Di bawah bendera yang berkibar bocah kecil berdiri memandang kibaran bendera yang perkasa. Menghempas terterpa angin di udara. Ia mendongak ke atas dengan pandangan tajam dipenuhi rasa yakin akan kejayaan. Dia berdiri tegak menghormat kepada sang saka merah putih. Berdirinya tegak setegak tiang bendera di depannya. Kakinya kuat, sekuat bendera melawan angin di udara.
Bocah kecil yang pernah mengenyam pendidikan formal meski tak begitu lama itu, dibayangi harapan-harapan yang mengganggu setiap menjelang tidurnya. Meskipun, kenyataan tak seindah yang ia impikan. Nasib sekolahnya harus ia korbankan karena keadaan yang begitu mendorongnya kuat untuk meninggalkan dunia pendidikan. Ia harus bergulat dengan waktu di usianya yang dini demi melangsungkan kehidupan dia dan ibunya. Sejak ia berumur sepuluh tahun, ia harus mengurus ibunya yang tak bisa apa-apa kecuali berbaring di atas ranjang, lumpuh tak tau sebabnya.
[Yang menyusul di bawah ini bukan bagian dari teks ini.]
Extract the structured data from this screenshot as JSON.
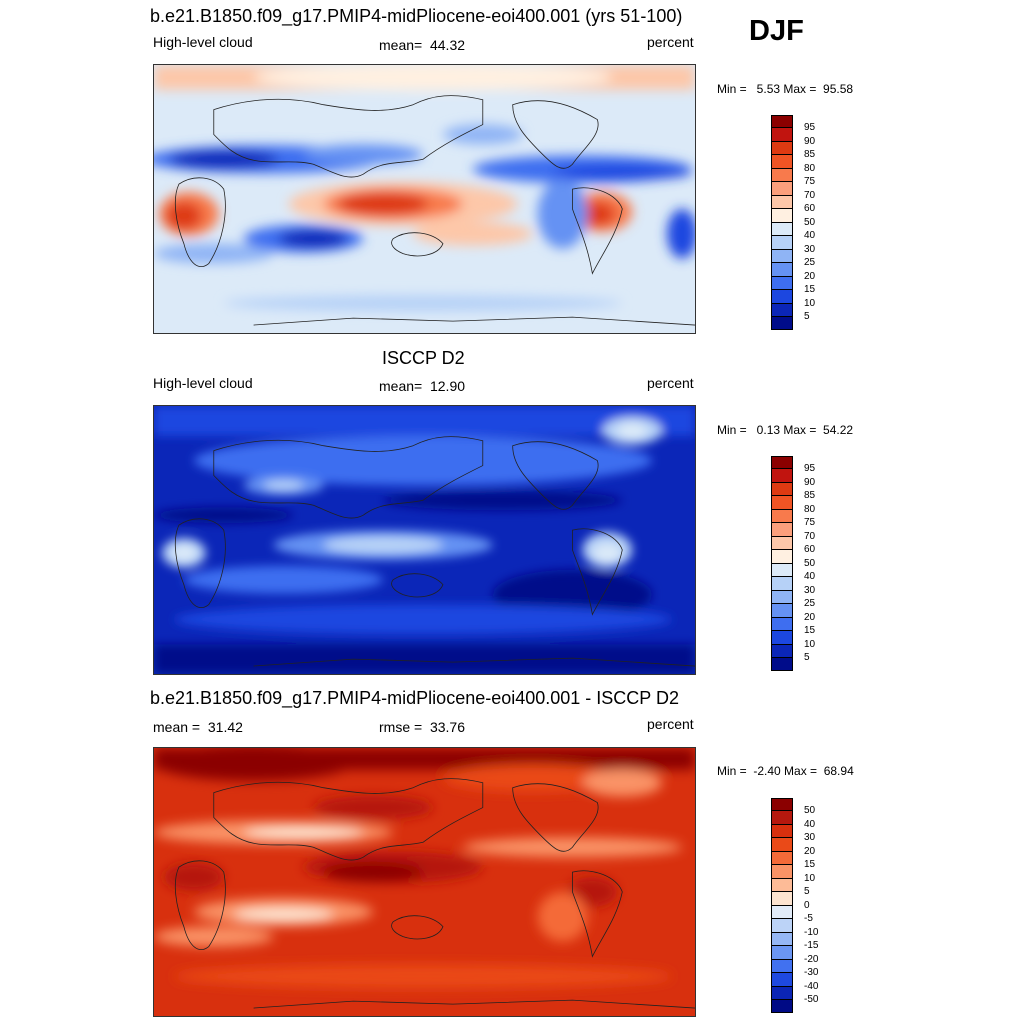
{
  "season": "DJF",
  "panels": [
    {
      "id": "model",
      "title": "b.e21.B1850.f09_g17.PMIP4-midPliocene-eoi400.001 (yrs 51-100)",
      "variable": "High-level cloud",
      "stat": "mean=  44.32",
      "units": "percent",
      "minmax": "Min =   5.53 Max =  95.58",
      "colorbar": {
        "labels": [
          "95",
          "90",
          "85",
          "80",
          "75",
          "70",
          "60",
          "50",
          "40",
          "30",
          "25",
          "20",
          "15",
          "10",
          "5"
        ],
        "colors": [
          "#8b0000",
          "#c1140f",
          "#de3a12",
          "#f05424",
          "#f87a4c",
          "#fb9f7c",
          "#fdc7a9",
          "#fff0e1",
          "#dceaf8",
          "#b6d1f7",
          "#8fb4f5",
          "#6592f3",
          "#3e6ef0",
          "#1c47e0",
          "#0b26b8",
          "#000c8a"
        ]
      }
    },
    {
      "id": "obs",
      "title": "ISCCP D2",
      "variable": "High-level cloud",
      "stat": "mean=  12.90",
      "units": "percent",
      "minmax": "Min =   0.13 Max =  54.22",
      "colorbar": {
        "labels": [
          "95",
          "90",
          "85",
          "80",
          "75",
          "70",
          "60",
          "50",
          "40",
          "30",
          "25",
          "20",
          "15",
          "10",
          "5"
        ],
        "colors": [
          "#8b0000",
          "#c1140f",
          "#de3a12",
          "#f05424",
          "#f87a4c",
          "#fb9f7c",
          "#fdc7a9",
          "#fff0e1",
          "#dceaf8",
          "#b6d1f7",
          "#8fb4f5",
          "#6592f3",
          "#3e6ef0",
          "#1c47e0",
          "#0b26b8",
          "#000c8a"
        ]
      }
    },
    {
      "id": "diff",
      "title": "b.e21.B1850.f09_g17.PMIP4-midPliocene-eoi400.001 - ISCCP D2",
      "variable": "mean =  31.42",
      "stat": "rmse =  33.76",
      "units": "percent",
      "minmax": "Min =  -2.40 Max =  68.94",
      "colorbar": {
        "labels": [
          "50",
          "40",
          "30",
          "20",
          "15",
          "10",
          "5",
          "0",
          "-5",
          "-10",
          "-15",
          "-20",
          "-30",
          "-40",
          "-50"
        ],
        "colors": [
          "#8b0000",
          "#b5180e",
          "#d8300e",
          "#ea4a18",
          "#f46a38",
          "#fa9366",
          "#fdbb97",
          "#fde4d0",
          "#e2ecf9",
          "#bcd3f7",
          "#95b7f5",
          "#6b96f3",
          "#4171f0",
          "#1e49e0",
          "#0b25b5",
          "#000a85"
        ]
      }
    }
  ]
}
“Maafkan ibu o anakku” kata ibu di atas tempat berbaring sambil mengelus rambutnya. “Maafkan ibumu karena tak bisa menyekolahkanmu lagi. Kamu harus memutus sekolahmu sebelum lulus.”
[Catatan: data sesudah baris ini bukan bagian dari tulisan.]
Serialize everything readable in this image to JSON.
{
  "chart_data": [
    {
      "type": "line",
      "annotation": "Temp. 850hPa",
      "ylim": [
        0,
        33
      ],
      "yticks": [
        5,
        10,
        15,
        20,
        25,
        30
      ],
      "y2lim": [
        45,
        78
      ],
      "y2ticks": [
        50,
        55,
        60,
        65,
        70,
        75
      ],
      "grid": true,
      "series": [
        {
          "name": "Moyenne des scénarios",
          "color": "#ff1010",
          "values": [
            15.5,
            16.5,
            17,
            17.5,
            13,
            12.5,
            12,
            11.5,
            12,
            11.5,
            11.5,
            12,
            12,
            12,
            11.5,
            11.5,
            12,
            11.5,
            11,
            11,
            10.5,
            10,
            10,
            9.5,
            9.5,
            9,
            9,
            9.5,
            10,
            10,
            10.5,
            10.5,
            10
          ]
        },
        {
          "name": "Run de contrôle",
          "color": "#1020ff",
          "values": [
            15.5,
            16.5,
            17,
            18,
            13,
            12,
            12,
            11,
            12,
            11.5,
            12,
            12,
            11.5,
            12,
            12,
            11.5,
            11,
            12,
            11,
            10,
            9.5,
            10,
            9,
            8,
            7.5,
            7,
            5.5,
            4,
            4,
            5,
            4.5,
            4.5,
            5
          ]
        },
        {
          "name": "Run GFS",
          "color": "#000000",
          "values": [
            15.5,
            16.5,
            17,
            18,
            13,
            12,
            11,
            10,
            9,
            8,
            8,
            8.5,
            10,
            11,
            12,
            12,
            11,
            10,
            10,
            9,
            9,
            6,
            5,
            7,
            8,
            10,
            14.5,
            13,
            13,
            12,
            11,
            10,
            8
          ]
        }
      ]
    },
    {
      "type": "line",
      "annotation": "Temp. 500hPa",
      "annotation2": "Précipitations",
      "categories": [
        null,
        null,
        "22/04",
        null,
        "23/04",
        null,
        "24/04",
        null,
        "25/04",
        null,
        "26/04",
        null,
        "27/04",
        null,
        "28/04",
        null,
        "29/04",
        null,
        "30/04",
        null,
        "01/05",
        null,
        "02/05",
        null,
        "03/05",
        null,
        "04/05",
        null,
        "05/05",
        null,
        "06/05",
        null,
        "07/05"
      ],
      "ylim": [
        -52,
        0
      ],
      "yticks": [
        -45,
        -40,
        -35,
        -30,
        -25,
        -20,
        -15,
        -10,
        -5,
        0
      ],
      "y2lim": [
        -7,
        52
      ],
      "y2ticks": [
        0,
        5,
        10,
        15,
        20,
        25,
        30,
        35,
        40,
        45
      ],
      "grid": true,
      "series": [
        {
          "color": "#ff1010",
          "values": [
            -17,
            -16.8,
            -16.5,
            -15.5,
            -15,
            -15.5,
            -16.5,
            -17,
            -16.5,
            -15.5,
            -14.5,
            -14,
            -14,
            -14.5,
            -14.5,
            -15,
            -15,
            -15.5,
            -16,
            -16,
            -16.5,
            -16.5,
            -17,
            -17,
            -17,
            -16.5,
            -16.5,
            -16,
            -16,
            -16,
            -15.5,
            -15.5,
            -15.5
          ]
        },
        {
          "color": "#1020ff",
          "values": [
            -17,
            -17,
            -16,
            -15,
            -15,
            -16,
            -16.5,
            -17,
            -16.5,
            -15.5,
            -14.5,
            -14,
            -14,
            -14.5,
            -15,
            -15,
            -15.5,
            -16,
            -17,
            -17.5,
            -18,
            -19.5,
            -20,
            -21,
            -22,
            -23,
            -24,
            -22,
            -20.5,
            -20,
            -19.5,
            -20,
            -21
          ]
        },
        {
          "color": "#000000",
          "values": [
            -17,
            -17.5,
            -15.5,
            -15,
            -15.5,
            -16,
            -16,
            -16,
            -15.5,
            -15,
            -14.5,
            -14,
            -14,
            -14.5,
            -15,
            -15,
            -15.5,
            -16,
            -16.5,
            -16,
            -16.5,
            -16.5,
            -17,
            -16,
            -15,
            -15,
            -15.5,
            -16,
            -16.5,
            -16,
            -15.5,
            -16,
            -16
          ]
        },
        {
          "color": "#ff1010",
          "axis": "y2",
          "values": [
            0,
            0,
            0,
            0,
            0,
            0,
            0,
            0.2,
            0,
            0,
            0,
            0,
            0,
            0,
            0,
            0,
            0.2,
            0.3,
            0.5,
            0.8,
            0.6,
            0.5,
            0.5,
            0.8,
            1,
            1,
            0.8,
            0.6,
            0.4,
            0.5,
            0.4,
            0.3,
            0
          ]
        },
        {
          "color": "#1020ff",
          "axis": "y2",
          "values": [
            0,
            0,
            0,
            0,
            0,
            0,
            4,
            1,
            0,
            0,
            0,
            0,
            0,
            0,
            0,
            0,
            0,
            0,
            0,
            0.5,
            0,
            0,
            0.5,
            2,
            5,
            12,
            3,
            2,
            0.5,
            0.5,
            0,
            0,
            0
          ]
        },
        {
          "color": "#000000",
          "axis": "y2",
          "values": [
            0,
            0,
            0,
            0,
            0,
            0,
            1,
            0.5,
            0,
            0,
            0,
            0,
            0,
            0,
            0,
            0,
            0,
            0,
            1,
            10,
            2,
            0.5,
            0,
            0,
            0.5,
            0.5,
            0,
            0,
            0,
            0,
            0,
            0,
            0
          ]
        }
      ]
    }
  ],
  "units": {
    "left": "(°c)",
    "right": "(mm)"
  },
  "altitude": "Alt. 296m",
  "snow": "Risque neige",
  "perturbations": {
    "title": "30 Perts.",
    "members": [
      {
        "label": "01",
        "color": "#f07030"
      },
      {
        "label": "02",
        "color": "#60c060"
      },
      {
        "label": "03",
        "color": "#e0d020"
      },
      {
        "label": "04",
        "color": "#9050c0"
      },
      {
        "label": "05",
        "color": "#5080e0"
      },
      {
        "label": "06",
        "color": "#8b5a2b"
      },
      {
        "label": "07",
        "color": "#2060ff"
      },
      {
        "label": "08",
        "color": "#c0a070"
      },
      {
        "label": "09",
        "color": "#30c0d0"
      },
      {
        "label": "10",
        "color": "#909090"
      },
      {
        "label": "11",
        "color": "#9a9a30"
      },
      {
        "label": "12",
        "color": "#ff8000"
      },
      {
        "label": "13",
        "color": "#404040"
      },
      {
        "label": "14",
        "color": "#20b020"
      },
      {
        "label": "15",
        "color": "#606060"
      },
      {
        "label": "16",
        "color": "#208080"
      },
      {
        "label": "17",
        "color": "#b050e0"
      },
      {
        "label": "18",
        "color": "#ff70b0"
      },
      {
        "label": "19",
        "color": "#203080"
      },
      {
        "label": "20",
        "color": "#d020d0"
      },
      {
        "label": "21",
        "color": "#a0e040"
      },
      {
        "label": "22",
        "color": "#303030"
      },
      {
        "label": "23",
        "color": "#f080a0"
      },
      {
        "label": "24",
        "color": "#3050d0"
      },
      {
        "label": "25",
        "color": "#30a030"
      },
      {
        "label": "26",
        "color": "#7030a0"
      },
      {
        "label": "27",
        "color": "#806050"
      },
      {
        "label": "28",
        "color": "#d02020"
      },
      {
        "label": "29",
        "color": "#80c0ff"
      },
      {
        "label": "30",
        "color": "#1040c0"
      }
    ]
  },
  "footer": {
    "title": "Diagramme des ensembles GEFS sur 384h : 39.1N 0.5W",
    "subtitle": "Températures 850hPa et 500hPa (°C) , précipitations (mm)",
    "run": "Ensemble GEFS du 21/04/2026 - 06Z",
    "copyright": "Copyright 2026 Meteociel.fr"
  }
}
“Tak mengapa o ibu” jawabnya dengan wajah merunduk. “Aku sudah bersyukur sempat sekolah berkat usaha ibu dan ayah.
“Andai ayahmu masih ada mngkin kau masih bisa sekolah bersama kawan-kawanmu sebaya” lanjut ibunya sambil memejamkan mata, lalu mengalir air matanya.
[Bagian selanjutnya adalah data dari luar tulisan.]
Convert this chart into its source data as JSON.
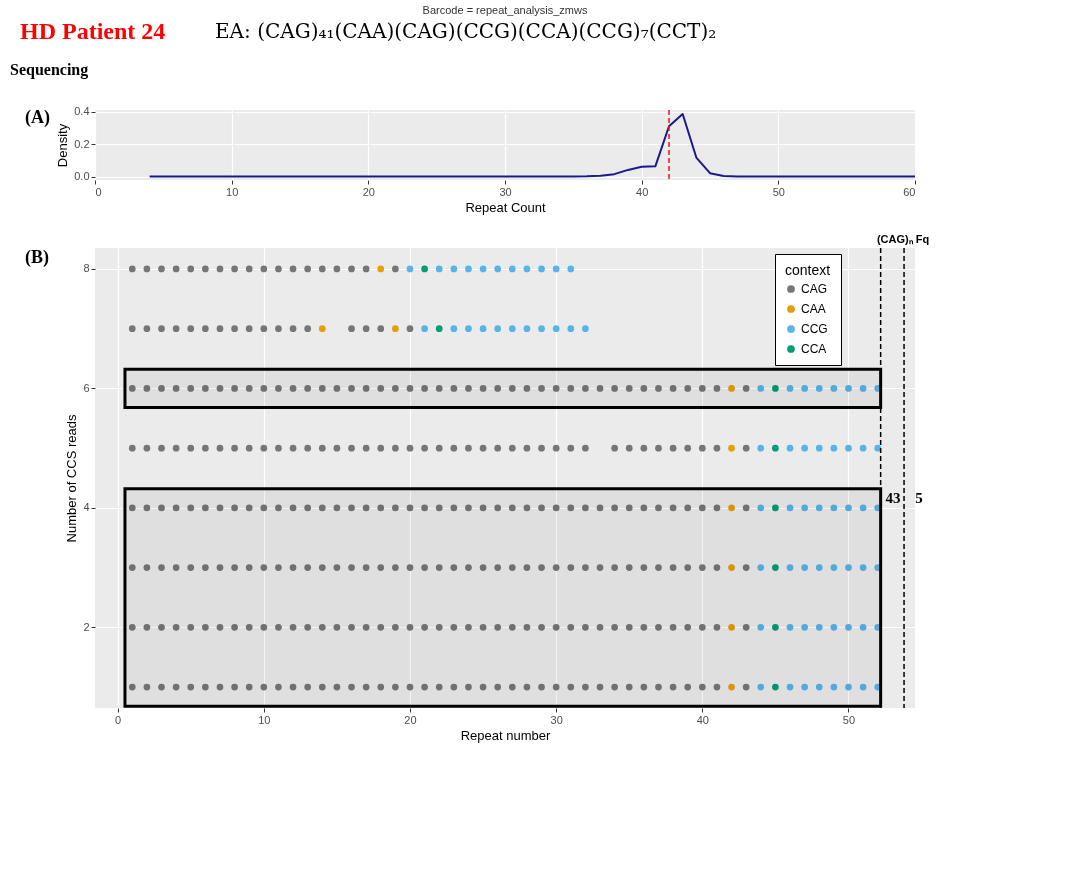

“Sudahlah ibu, aku sudah bersyukur, aku sekarang bisa bekerja dengan alat musik dari tutup botol ini” dia kemudian memeluk ibunya. “ dalam keadaan apapun aku akan menjaga ibu sampai usia senja.”
“O anakku, hati-hati yan nak ketika bekerja di jalanan” ibunya membalas pelukan makin erat, makin deras pula air matanya. Sesekali mengecup kening anaknya. “ibu gak mau terjadi apa-apa dengan mu o anakku, kamu adalah satu-satunya harta yang ibu punya. Hanya kamu yang bisa melindungi ibu dari bahaya. Kamu yang bisa memberi makan ibu. Kamu o anakku, yang bisa membuatku merasa sejahtera. Pemerintah di negeri ini sudah tak peduli lagi dengan orang –orang menderita seperti kita. Mereka hanya memikirkan perut-perut mereka sendiri. Harta telah membutakan mata hati mereka. Rumah kita yang reot ini mungkin akan dihancurkan mereka pada suatu ketika, tapi malah mereka akan memperkokoh bangunan gedung tempat mereka sidang. Bukti kalau mereka tak pernah berpihak kepada kita o anakku. Mereka sering pergi jalan-jalan ke luar negeri dengan alasan studi, akan tetapi mereka pulang tak membawa ilmu apa-apa kecuali barang-barang mahal dari sana, emas, mutiara tas, arloji, kemeja untuk dia dan saudara-saudara meraka dengan uang aggaran belanja Negara. Belum juga pajak-pajak yang rakyat bayarkan ternyata diembat untuk foya-foya. Tapi o anakku, tetaplah kau bangga jadi orang Indonesia. cintailah Indonesia sepenuhnya. Perjuangkanlah ia agar tetap merdeka. Kau sudah ibu ceritai bukan, tentang darah para pahlawan yang mereka korbankan untuk negeri ini. Tetaplah yakin wahai anakku, suatu saat nanti, pasti ada di negeri ini seorang ksatria yang peduli dengan kaum papa seperti kita.”
“Iya ibu, meskipun hidup kita selalu sengsara, tapi aku yakin harapan itu masih ada” sambungnya dalam hangat pelukan ibunya.
**
Setelah bocah itu selesai melakukan ritual kepada bendera untuk membangkitkan keyakinan yang ada dalam hatinya akan suatu kejayaan di Indonesia, dia lantas pulang ke rumah. Ia hendak pergi kerja, mengambil peralatannya di rumah.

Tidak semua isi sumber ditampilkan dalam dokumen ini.